At the time of Independence, a huge chunk of people questioned the stress that was being laid on laying down the foundations of what was to become an arena of Indian pride – Space technology. Fortunately then, India had a visionary Prime Minister – Jawaharlal Nehru, under whose auspices we developed the first generation of Indian scientists. Nehru was way ahead of his time, as inspite of widespread criticism he went ahead with his plan of investing in science and technology. He truly wanted to inculcate scientific temper in hitherto ignorant common masses. To achieve these lofty aims as well as make the world believe that inspite of poverty, India was capable of developing scientifically.Hence, he got the companionship of able men like Dr. Homi J. Bhabha (regarded as the father of Indian Nuclear Technology), Dr. Vikram Sarabhai and Dr. E.V. Chitnis among many others. The leadership and expertise of these people combined with the strong political backing of Nehru, to pave the way for exploration in the field of space. It was in the year 1962 that INCOSPAR – Indian National Committee for Space Research, which later evolved into ISRO (1969), was formed.

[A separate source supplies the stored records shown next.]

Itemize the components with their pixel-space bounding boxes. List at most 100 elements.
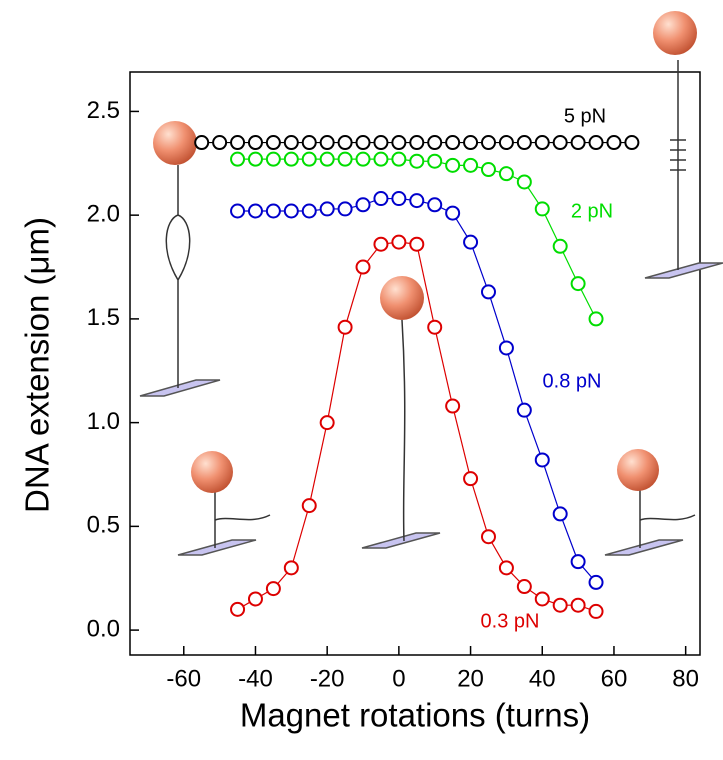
data-point xyxy=(212,135,228,151)
data-point xyxy=(445,205,461,221)
y-tick-label: 0.0 xyxy=(87,615,120,642)
data-point xyxy=(570,597,586,613)
data-point xyxy=(516,579,532,595)
data-point xyxy=(427,153,443,169)
y-tick-label: 1.0 xyxy=(87,408,120,435)
data-point xyxy=(337,319,353,335)
data-point xyxy=(247,203,263,219)
data-point xyxy=(391,151,407,167)
x-tick-label: -60 xyxy=(166,665,201,692)
plot-frame xyxy=(129,71,701,656)
data-point xyxy=(534,201,550,217)
x-tick-label: 40 xyxy=(529,665,556,692)
data-point xyxy=(355,151,371,167)
data-point xyxy=(373,151,389,167)
data-point xyxy=(463,471,479,487)
data-point xyxy=(570,276,586,292)
data-point xyxy=(301,203,317,219)
x-tick-label: 0 xyxy=(392,665,405,692)
data-point xyxy=(194,135,210,151)
y-tick-label: 1.5 xyxy=(87,304,120,331)
data-point xyxy=(588,574,604,590)
data-point xyxy=(355,197,371,213)
x-tick-label: 60 xyxy=(601,665,628,692)
data-point xyxy=(606,135,622,151)
data-point xyxy=(463,234,479,250)
data-point xyxy=(409,236,425,252)
x-tick-label: -40 xyxy=(238,665,273,692)
data-point xyxy=(552,597,568,613)
y-axis-title: DNA extension (μm) xyxy=(19,217,56,513)
data-point xyxy=(283,560,299,576)
data-point xyxy=(498,166,514,182)
data-point xyxy=(283,135,299,151)
data-point xyxy=(319,135,335,151)
data-point xyxy=(373,191,389,207)
data-point xyxy=(355,259,371,275)
data-point xyxy=(498,560,514,576)
data-point xyxy=(445,398,461,414)
data-point xyxy=(534,452,550,468)
data-point xyxy=(230,151,246,167)
data-point xyxy=(319,415,335,431)
data-point xyxy=(588,311,604,327)
data-point xyxy=(247,591,263,607)
data-point xyxy=(588,135,604,151)
data-point xyxy=(516,402,532,418)
data-point xyxy=(230,135,246,151)
data-point xyxy=(265,151,281,167)
data-point xyxy=(391,234,407,250)
x-tick-label: 20 xyxy=(457,665,484,692)
y-tick-label: 2.0 xyxy=(87,201,120,228)
series-label: 2 pN xyxy=(571,200,613,222)
x-tick-label: 80 xyxy=(672,665,699,692)
data-point xyxy=(534,591,550,607)
data-point xyxy=(463,157,479,173)
data-point xyxy=(445,157,461,173)
data-point xyxy=(624,135,640,151)
data-point xyxy=(319,201,335,217)
data-point xyxy=(463,135,479,151)
data-point xyxy=(301,135,317,151)
data-point xyxy=(427,135,443,151)
data-point xyxy=(480,529,496,545)
y-tick-label: 2.5 xyxy=(87,97,120,124)
series-label: 0.3 pN xyxy=(481,610,540,632)
data-point xyxy=(409,153,425,169)
data-point xyxy=(427,319,443,335)
data-point xyxy=(337,151,353,167)
data-point xyxy=(301,151,317,167)
data-point xyxy=(391,191,407,207)
data-point xyxy=(373,236,389,252)
data-point xyxy=(283,203,299,219)
data-point xyxy=(337,135,353,151)
data-point xyxy=(516,135,532,151)
data-point xyxy=(265,581,281,597)
data-point xyxy=(247,151,263,167)
data-point xyxy=(355,135,371,151)
data-point xyxy=(409,193,425,209)
data-point xyxy=(480,162,496,178)
data-point xyxy=(283,151,299,167)
data-point xyxy=(480,135,496,151)
data-point xyxy=(534,135,550,151)
data-point xyxy=(552,238,568,254)
data-point xyxy=(552,135,568,151)
data-point xyxy=(427,197,443,213)
data-point xyxy=(230,601,246,617)
data-point xyxy=(337,201,353,217)
y-tick-label: 0.5 xyxy=(87,512,120,539)
data-point xyxy=(319,151,335,167)
data-point xyxy=(301,498,317,514)
data-point xyxy=(570,554,586,570)
data-point xyxy=(498,340,514,356)
data-point xyxy=(516,174,532,190)
data-point xyxy=(247,135,263,151)
data-point xyxy=(498,135,514,151)
data-point xyxy=(391,135,407,151)
series-label: 0.8 pN xyxy=(543,370,602,392)
data-point xyxy=(373,135,389,151)
data-point xyxy=(265,135,281,151)
series-label: 5 pN xyxy=(564,105,606,127)
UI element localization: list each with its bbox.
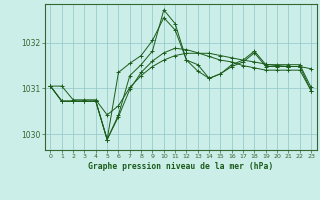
X-axis label: Graphe pression niveau de la mer (hPa): Graphe pression niveau de la mer (hPa) [88, 162, 273, 171]
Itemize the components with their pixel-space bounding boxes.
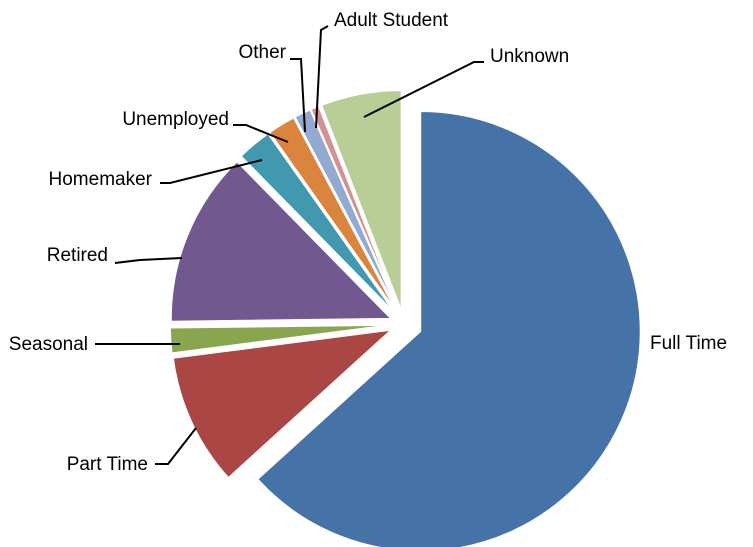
leader-line-part-time (155, 427, 197, 465)
slice-labels: Full Time Part Time Seasonal Retired Homemak… (9, 10, 727, 475)
pie-slice-full-time (256, 110, 642, 547)
pie-slice-seasonal (169, 324, 391, 354)
slice-label-homemaker: Homemaker (49, 169, 153, 190)
leader-line-homemaker (160, 159, 263, 184)
leader-line-other (290, 58, 306, 133)
slice-label-other: Other (238, 42, 286, 63)
leader-line-unknown (363, 61, 484, 118)
pie-slice-unemployed (268, 116, 398, 313)
slice-label-unemployed: Unemployed (122, 109, 229, 130)
slice-label-retired: Retired (47, 245, 108, 266)
leader-line-unemployed (233, 124, 289, 143)
leader-line-retired (114, 257, 183, 264)
pie-slice-retired (170, 160, 393, 323)
slice-label-full-time: Full Time (650, 333, 727, 354)
slice-label-part-time: Part Time (67, 454, 148, 475)
slice-label-unknown: Unknown (490, 46, 569, 67)
pie-slice-part-time (172, 328, 394, 479)
slice-label-seasonal: Seasonal (9, 334, 88, 355)
pie-slice-other (293, 108, 399, 312)
leader-lines (95, 25, 484, 465)
slice-label-adult-student: Adult Student (334, 10, 449, 31)
pie-slices (169, 89, 642, 547)
pie-slice-unknown (320, 89, 403, 311)
leader-line-adult-student (315, 25, 329, 129)
pie-slice-adult-student (309, 105, 400, 312)
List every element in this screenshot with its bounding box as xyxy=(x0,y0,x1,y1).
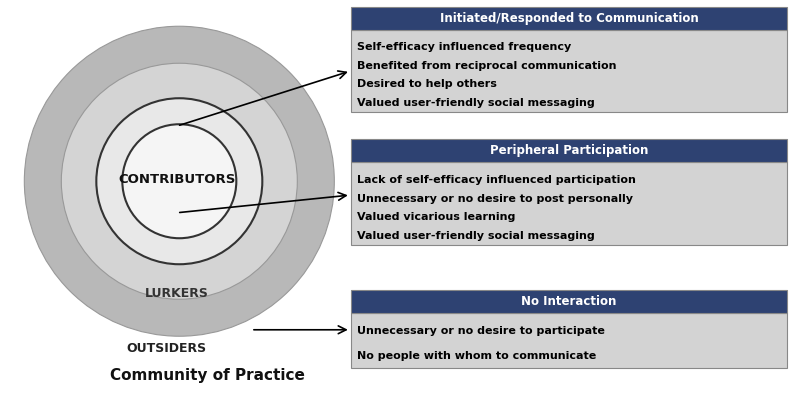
Text: Lack of self-efficacy influenced participation: Lack of self-efficacy influenced partici… xyxy=(357,175,635,185)
Text: Desired to help others: Desired to help others xyxy=(357,79,497,89)
Bar xyxy=(351,162,787,245)
Text: Unnecessary or no desire to post personally: Unnecessary or no desire to post persona… xyxy=(357,193,633,204)
Bar xyxy=(351,139,787,162)
Bar xyxy=(351,7,787,30)
Bar xyxy=(351,30,787,112)
Text: Valued vicarious learning: Valued vicarious learning xyxy=(357,212,515,222)
Circle shape xyxy=(25,26,334,336)
Text: Valued user-friendly social messaging: Valued user-friendly social messaging xyxy=(357,231,595,241)
Circle shape xyxy=(122,124,237,238)
Circle shape xyxy=(61,63,297,299)
Circle shape xyxy=(96,98,262,264)
Text: Self-efficacy influenced frequency: Self-efficacy influenced frequency xyxy=(357,42,571,52)
Text: No people with whom to communicate: No people with whom to communicate xyxy=(357,351,596,361)
Text: Unnecessary or no desire to participate: Unnecessary or no desire to participate xyxy=(357,326,605,336)
Text: CONTRIBUTORS: CONTRIBUTORS xyxy=(118,173,236,186)
Text: Initiated/Responded to Communication: Initiated/Responded to Communication xyxy=(440,12,698,24)
Text: Peripheral Participation: Peripheral Participation xyxy=(490,145,648,157)
Bar xyxy=(351,313,787,368)
Text: No Interaction: No Interaction xyxy=(521,296,617,308)
Text: Valued user-friendly social messaging: Valued user-friendly social messaging xyxy=(357,98,595,108)
Text: OUTSIDERS: OUTSIDERS xyxy=(126,342,206,355)
Text: Community of Practice: Community of Practice xyxy=(110,368,305,383)
Text: Benefited from reciprocal communication: Benefited from reciprocal communication xyxy=(357,61,616,71)
Text: LURKERS: LURKERS xyxy=(145,287,209,300)
Bar xyxy=(351,290,787,313)
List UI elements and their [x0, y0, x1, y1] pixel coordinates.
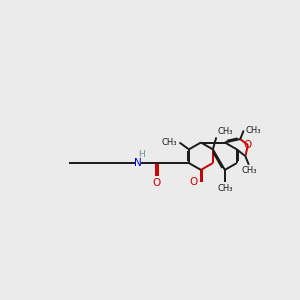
Text: CH₃: CH₃ — [241, 166, 256, 175]
Text: O: O — [152, 178, 160, 188]
Text: N: N — [134, 158, 142, 168]
Text: CH₃: CH₃ — [217, 184, 232, 193]
Text: CH₃: CH₃ — [162, 138, 177, 147]
Text: CH₃: CH₃ — [246, 126, 262, 135]
Text: H: H — [138, 150, 144, 159]
Text: O: O — [189, 177, 197, 187]
Text: CH₃: CH₃ — [218, 127, 233, 136]
Text: O: O — [244, 140, 252, 150]
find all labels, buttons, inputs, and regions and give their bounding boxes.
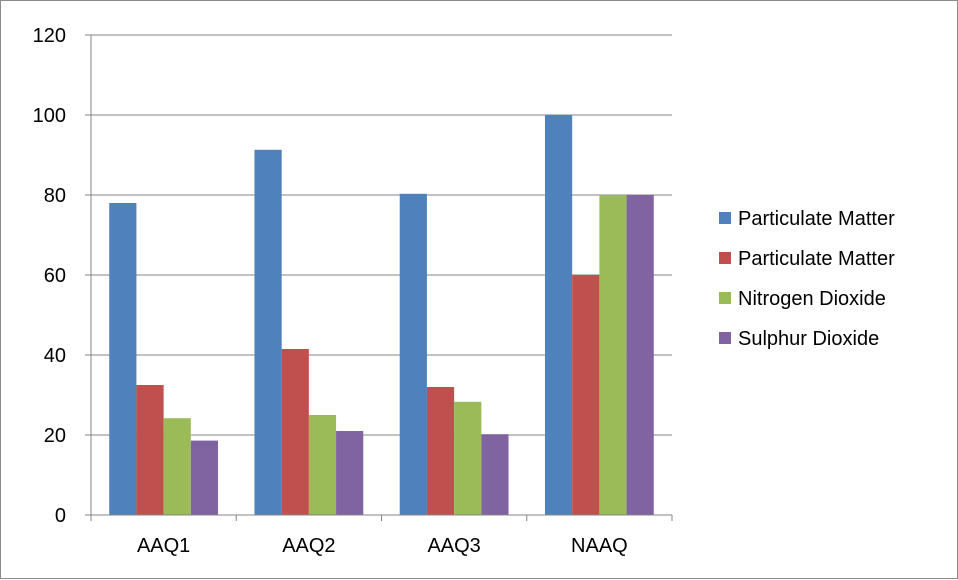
y-tick-label: 20: [44, 425, 66, 447]
legend-swatch: [719, 212, 731, 224]
bar-aaq2-series-3: [308, 415, 337, 515]
legend-swatch: [719, 292, 731, 304]
bar-aaq1-series-3: [163, 418, 191, 515]
bar-aaq1-series-2: [136, 385, 164, 515]
y-tick-label: 0: [55, 505, 66, 527]
bar-aaq3-series-1: [399, 193, 427, 516]
legend-label: Particulate Matter: [738, 248, 895, 270]
legend-swatch: [719, 332, 731, 344]
bar-naaq-series-3: [599, 195, 627, 515]
bar-aaq3-series-4: [481, 434, 509, 515]
bar-naaq-series-1: [544, 115, 573, 515]
x-category-label: AAQ3: [427, 535, 480, 557]
legend: Particulate Matter Particulate Matter Nitr…: [719, 208, 895, 350]
bar-aaq3-series-3: [454, 401, 482, 515]
bars: [109, 115, 654, 516]
bar-aaq2-series-1: [254, 149, 282, 516]
bar-aaq1-series-4: [190, 440, 219, 515]
legend-label: Sulphur Dioxide: [738, 328, 879, 350]
legend-swatch: [719, 252, 731, 264]
bar-aaq3-series-2: [426, 387, 455, 515]
y-tick-label: 120: [33, 25, 66, 47]
bar-aaq2-series-2: [281, 349, 309, 515]
y-tick-label: 40: [44, 345, 66, 367]
bar-aaq2-series-4: [336, 431, 364, 515]
legend-label: Nitrogen Dioxide: [738, 288, 886, 310]
bar-naaq-series-4: [626, 195, 654, 515]
bar-aaq1-series-1: [109, 203, 137, 515]
x-category-label: AAQ2: [282, 535, 335, 557]
y-tick-label: 100: [33, 105, 66, 127]
y-tick-label: 80: [44, 185, 66, 207]
legend-label: Particulate Matter: [738, 208, 895, 230]
x-category-label: AAQ1: [137, 535, 190, 557]
y-tick-label: 60: [44, 265, 66, 287]
x-category-label: NAAQ: [571, 535, 628, 557]
axes: 0 20 40 60 80 100 120 AAQ1 AAQ2 AAQ3 NAAQ: [33, 25, 673, 557]
bar-naaq-series-2: [572, 275, 600, 515]
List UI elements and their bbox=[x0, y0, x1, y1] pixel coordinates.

Like it is with all beginnings, it was a modest start for India. The aim was to harness space technology for national development while pursuing space science research and planetary exploration. Subsequently in 1973, the first rocket launch system was established at Thumba in Thiruvanthapuram, and the first rockets-namely ROHINI and APACHE (US) were launched (both sounding rockets) from there. After ISRO’s establishment at Bengaluru in 1969, more advanced work began as the focus was on developing satellites and launch vehicles. India’s first satellite-Aryabhatta named after the great Indian Mathematician Aryabhatta, was also launched shortly. The major challenges that were faced during this time included, a poor economy that made the cost of failure very grave. Had the earlier experiments failed, the public criticism would have made any further development impossible. Hence, the biggest task remained to fulfil the enormous expectations of millions and millions of Indians. Besides, due to the political stance of India to remain non-aligned with either of the two superpowers, that is the US and Russia, also made the task difficult since there was virtually no one to fall back onto. Though relations with Russia were relatively friendly, they were also not willing to share high technology. Thus the most urgent task for the Indian scientists was to engage in research and quickly develop the required technology.
Did India succeed?
Today, in the 21st century, India clearly stands as a world leader in space technology. To prove this point certain facts will suffice: Recently, India completed the successful launch of the PSLV-C38 mission carrying a payload from 14 other countries including UK, USA, etc. The rocket included 31 satellites including Cartosat-2, which is a remote sensing satellite that will be useful in the management of natural resources. Moreover, Cartosat will also boost India’s defence and security as it contains the lens of 0.6 resolution capable of spotting even the smallest of particles on the surface of earth. This will give a great impetus to intelligence and surveillance agencies. The two workhorses of ISRO that is PSLV (Polar Satellite Launch Vehicle) and GSLV (Geosynchronous Launch Vehicle) are capable of placing satellites in all kinds of orbits. Earlier this year, India also sent a massive carrier containing 104 satellites which held the distinction of being the largest number sent in one launch vehicle. Most recently, GSAT -17, a communication satellite with 40 transponders was sent from a European launch site. Then, in 2008, India sent its famous Chandrayaan 1 to Moon which became a great success story. Of late the success of the Mars Orbiter Mission (Mangalyaan) (MOM) has been a jewel in the crown of ISRO. The most significant thing about all these missions has been that the ISRO has successfully completed them at a relatively lower cost than NASA. Despite various hindrances such as the lack of a cryogenic engine, India has not lagged behind.
Challenges and the way ahead
As listed above, the biggest strength of ISRO has been in developing indigenous technology at a price much lower than that of the developed nations. The fact that today the ISRO has its own commercial wing by the name of ANTRIX which deals with trade and leasing of technology and logistics is testimony to the great strides we have taken. However at the same time, this also points towards the challenges that the ISRO faces: Firstly, we must not lose sight of the fact that space technology is the future and only it can meet the needs of future societies. Hence, there is a dire need to continuously keep abreast with the latest technology and keep innovating. Creative solutions to the complex problems of modern societies could only be sought if the technology involved is up to date and safe. The recent cyber-attacks such as Wannacry ransomware or PETYA ransomware attacks present a grave threat to the security of data. Secondly, when it comes to the matter of high technology, India is still very much dependent on developed countries like the US or Russia. For instance in the case of Cryogenic engine, India is heavily dependent on Russia and hence its substitute must be sought. Lastly, there is a grave need for expansion as in order to meet the needs of a rapidly growing population, the ISRO needs to double the number of communication satellites in the outer space.
To conclude, it would be apt to say that, while the efforts of the past have yielded results, it is imperative that greater efforts are put today since the challenges of the future are much more tough.